Roberto De Vogli, Ph.D., M.P.H., and colleagues at University College London studied 9,011 British civil servants who completed a questionnaire about negative aspects of their close relationships either between 1989 and 1990 or between 1985 and 1988. Although the questionnaire assessed up to four close relationships, the researchers focused specifically on the primary close relationship. In addition, participants answered questions about how much emotional and practical support they received from that person on a regular basis. They were then followed for an average of 12.2 years to see if they experienced fatal or non-fatal coronary events, including heart attacks or chest pain.
Of the 8,499 individuals who did not have coronary heart disease at the beginning of the study and who provided sufficient information for the analysis, 589 reported a coronary heart disease event. After adjusting for other factors that influence heart disease risk—such as sociodemographic characteristics and health habits—those who experienced a high level of negativity in their close relationships were 1.34 times more likely to experience a coronary heart disease event than those with a low level of negative close relationships.

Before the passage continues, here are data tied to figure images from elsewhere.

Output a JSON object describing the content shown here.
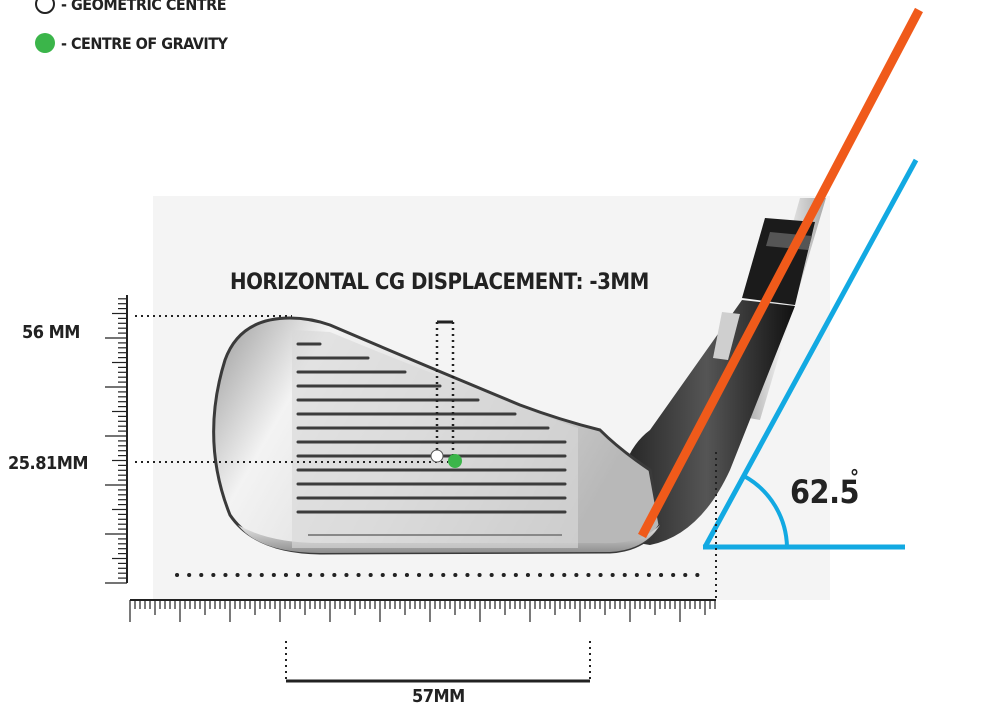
{
  "legend": {
    "geometric_label": "- Geometric Centre",
    "gravity_label": "- Centre of Gravity",
    "geometric_color": "#ffffff",
    "gravity_color": "#3bb54a"
  },
  "measurements": {
    "title": "Horizontal CG Displacement: -3mm",
    "height_label": "56 MM",
    "cg_height_label": "25.81MM",
    "width_label": "57MM",
    "lie_angle_value": "62.5",
    "lie_angle_unit": "°"
  },
  "colors": {
    "shaft_line": "#f05a1a",
    "angle_line": "#12a9e2",
    "text": "#222222"
  }
}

The association was weakened somewhat but still significant after the researchers adjusted for negative personality traits and depression. This suggests that emotions may partially mediate the association between negative relationships and heart disease. “When one considers emotional factors and their biological translation into the body, research shows that negative marital interactions are associated with depression, often in combination with reduced self-esteem and/or higher levels of anger,” the authors write. “These emotional reactions have been found to influence coronary heart disease through the cumulative ‘wear and tear’ on organs and tissues caused by the alterations of autonomic [involuntary] functions, neuroendocrine changes, disturbances in coagulation [blood clotting] and inflammatory and immune responses.”

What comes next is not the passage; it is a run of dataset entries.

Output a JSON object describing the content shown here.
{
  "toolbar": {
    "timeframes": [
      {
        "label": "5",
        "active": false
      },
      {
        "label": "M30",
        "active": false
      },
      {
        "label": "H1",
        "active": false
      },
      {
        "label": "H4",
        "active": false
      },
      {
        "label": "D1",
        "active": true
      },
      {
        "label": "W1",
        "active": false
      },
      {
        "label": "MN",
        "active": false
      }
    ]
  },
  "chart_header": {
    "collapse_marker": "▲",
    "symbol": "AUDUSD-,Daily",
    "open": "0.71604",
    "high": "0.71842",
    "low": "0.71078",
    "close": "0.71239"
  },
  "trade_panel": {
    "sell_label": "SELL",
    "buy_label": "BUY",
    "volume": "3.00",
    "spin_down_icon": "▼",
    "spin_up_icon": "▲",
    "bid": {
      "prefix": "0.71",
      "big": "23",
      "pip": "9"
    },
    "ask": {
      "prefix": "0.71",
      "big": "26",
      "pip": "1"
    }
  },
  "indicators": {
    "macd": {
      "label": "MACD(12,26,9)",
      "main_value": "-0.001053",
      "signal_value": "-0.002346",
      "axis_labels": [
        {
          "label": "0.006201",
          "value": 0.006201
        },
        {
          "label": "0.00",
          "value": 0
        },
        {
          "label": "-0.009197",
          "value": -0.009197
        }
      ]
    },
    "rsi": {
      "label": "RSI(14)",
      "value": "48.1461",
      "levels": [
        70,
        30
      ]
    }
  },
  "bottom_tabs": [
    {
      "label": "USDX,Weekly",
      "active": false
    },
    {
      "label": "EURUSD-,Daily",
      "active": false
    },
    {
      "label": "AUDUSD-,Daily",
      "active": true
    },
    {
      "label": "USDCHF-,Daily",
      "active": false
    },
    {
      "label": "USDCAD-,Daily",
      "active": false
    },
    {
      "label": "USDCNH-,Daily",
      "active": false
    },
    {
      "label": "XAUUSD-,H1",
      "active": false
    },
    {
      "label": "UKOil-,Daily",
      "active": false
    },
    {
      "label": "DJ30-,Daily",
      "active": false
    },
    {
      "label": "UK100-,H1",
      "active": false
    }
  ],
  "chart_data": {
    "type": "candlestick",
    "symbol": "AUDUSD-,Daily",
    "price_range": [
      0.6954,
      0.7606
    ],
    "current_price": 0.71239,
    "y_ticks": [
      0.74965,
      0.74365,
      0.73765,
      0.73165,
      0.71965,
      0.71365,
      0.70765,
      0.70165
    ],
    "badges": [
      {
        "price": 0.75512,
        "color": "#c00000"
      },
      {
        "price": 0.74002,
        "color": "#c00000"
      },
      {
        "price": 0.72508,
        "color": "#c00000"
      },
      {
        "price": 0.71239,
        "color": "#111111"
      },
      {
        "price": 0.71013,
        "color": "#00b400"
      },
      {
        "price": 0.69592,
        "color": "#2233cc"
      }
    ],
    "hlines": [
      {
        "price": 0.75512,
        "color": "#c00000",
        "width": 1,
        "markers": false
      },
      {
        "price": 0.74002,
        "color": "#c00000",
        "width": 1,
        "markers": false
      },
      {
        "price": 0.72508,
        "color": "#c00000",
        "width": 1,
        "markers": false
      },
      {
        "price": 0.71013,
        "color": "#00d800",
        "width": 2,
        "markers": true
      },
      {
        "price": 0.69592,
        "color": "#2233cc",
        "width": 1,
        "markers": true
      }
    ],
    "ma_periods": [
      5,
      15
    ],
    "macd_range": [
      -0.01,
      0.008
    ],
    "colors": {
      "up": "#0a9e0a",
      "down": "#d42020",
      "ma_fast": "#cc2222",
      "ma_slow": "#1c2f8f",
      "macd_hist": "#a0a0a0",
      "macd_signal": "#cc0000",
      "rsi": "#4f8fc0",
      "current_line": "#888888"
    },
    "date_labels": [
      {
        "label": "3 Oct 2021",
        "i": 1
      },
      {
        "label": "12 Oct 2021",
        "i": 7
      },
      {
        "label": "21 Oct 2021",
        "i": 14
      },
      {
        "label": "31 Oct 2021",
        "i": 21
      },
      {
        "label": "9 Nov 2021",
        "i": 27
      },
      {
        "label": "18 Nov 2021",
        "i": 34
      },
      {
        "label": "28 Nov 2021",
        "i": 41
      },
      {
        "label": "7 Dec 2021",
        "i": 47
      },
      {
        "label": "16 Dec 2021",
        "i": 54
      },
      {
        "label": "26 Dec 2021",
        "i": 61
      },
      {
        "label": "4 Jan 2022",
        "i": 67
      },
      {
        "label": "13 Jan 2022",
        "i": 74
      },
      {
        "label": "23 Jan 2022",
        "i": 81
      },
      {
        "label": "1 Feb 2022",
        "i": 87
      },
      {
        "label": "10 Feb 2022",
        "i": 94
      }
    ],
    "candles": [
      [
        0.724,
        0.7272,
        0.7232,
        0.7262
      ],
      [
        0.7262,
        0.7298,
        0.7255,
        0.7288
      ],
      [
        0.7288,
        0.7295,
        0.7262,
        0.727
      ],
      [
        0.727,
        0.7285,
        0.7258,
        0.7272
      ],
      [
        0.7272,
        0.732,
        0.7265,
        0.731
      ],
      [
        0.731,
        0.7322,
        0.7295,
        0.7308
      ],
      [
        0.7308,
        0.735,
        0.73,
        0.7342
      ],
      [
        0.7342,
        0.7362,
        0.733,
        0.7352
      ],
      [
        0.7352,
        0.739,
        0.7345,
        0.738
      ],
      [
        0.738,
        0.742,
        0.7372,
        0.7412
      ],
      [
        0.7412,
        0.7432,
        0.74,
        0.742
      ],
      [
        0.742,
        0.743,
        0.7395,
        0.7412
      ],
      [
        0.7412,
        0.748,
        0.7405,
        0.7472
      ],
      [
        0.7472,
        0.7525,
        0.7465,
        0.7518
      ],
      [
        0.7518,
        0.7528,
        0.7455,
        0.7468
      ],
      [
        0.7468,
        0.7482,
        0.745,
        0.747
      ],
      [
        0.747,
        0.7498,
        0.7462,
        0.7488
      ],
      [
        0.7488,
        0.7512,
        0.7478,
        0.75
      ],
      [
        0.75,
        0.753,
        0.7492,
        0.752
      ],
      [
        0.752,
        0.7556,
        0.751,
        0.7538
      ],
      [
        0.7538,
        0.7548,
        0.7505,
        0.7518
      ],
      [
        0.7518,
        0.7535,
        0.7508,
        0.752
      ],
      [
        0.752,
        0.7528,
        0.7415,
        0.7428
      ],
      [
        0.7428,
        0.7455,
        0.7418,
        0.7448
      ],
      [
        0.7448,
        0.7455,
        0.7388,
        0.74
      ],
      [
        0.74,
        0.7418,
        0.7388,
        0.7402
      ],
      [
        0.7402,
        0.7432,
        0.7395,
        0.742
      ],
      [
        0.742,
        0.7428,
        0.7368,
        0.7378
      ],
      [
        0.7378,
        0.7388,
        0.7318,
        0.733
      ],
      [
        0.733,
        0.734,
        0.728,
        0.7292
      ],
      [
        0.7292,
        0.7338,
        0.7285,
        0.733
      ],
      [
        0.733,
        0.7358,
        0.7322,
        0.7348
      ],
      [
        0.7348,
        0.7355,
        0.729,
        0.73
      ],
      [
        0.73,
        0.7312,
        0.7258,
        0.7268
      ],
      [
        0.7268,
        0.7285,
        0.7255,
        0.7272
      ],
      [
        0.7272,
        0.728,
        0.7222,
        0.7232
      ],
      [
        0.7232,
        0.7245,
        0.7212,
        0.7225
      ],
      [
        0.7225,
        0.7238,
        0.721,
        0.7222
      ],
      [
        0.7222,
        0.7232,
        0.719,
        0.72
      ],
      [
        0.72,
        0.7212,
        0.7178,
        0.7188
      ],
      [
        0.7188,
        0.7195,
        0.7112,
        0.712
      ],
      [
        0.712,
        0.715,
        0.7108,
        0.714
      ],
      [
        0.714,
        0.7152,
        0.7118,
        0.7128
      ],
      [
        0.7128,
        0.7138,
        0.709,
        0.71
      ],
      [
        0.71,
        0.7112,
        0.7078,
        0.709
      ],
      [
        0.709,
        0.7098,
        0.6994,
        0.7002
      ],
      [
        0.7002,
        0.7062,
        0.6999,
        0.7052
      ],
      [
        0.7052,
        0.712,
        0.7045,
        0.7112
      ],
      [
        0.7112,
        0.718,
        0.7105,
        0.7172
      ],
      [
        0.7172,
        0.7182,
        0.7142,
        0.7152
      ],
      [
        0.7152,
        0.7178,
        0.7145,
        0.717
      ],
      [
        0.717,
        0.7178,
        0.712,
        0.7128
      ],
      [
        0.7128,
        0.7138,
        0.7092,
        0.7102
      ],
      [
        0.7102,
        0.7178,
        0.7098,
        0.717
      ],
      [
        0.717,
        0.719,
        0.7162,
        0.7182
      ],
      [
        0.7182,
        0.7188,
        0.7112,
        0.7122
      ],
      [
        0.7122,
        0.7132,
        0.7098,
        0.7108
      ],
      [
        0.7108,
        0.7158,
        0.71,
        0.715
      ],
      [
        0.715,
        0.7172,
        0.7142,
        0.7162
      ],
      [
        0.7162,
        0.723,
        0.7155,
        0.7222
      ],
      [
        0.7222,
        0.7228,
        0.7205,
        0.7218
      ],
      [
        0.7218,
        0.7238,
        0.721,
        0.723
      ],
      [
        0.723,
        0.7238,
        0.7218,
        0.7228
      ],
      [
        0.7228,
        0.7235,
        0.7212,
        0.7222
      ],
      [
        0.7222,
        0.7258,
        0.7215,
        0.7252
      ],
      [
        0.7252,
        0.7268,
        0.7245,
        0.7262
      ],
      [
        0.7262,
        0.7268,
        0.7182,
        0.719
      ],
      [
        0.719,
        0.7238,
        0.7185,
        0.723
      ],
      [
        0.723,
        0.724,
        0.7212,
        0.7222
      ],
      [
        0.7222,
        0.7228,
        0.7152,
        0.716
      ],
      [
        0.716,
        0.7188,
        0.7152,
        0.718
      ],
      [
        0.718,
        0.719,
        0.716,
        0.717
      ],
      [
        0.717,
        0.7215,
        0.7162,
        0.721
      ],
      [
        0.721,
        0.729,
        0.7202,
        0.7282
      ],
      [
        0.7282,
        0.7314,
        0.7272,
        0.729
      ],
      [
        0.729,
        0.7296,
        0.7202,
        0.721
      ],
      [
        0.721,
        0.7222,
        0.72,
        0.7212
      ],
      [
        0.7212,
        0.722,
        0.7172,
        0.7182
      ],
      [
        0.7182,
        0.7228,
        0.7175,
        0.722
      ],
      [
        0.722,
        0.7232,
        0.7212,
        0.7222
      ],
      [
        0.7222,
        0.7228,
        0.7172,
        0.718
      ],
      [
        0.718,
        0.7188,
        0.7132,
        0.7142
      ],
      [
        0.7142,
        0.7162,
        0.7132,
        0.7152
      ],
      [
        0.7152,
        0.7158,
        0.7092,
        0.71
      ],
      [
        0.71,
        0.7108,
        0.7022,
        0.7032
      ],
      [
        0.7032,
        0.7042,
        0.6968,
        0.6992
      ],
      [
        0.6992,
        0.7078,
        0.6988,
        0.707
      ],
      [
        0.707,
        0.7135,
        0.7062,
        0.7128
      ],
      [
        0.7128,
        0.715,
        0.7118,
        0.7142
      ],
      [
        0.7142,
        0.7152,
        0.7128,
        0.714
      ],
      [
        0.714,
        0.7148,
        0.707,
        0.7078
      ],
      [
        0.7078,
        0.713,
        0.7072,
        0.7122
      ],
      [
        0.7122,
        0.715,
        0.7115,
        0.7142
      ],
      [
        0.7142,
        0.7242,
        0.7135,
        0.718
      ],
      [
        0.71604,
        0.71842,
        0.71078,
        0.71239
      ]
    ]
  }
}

Although women and those in lower employment grades were more likely to experience negative relationships, the associations with heart disease did not change based on sex or social position. In addition, heart disease risk was not associated with the level of emotional or practical support received. “It is possible that negative aspects of close relationships are more important for the health of individuals because of the power of negative close relationships to activate stronger emotions (worrying and anxiety) and the consequent physiological effects,” the authors write. “In contrast, other more positive forms of support may not affect the physiology of individuals in a measurable or clinically relevant way.”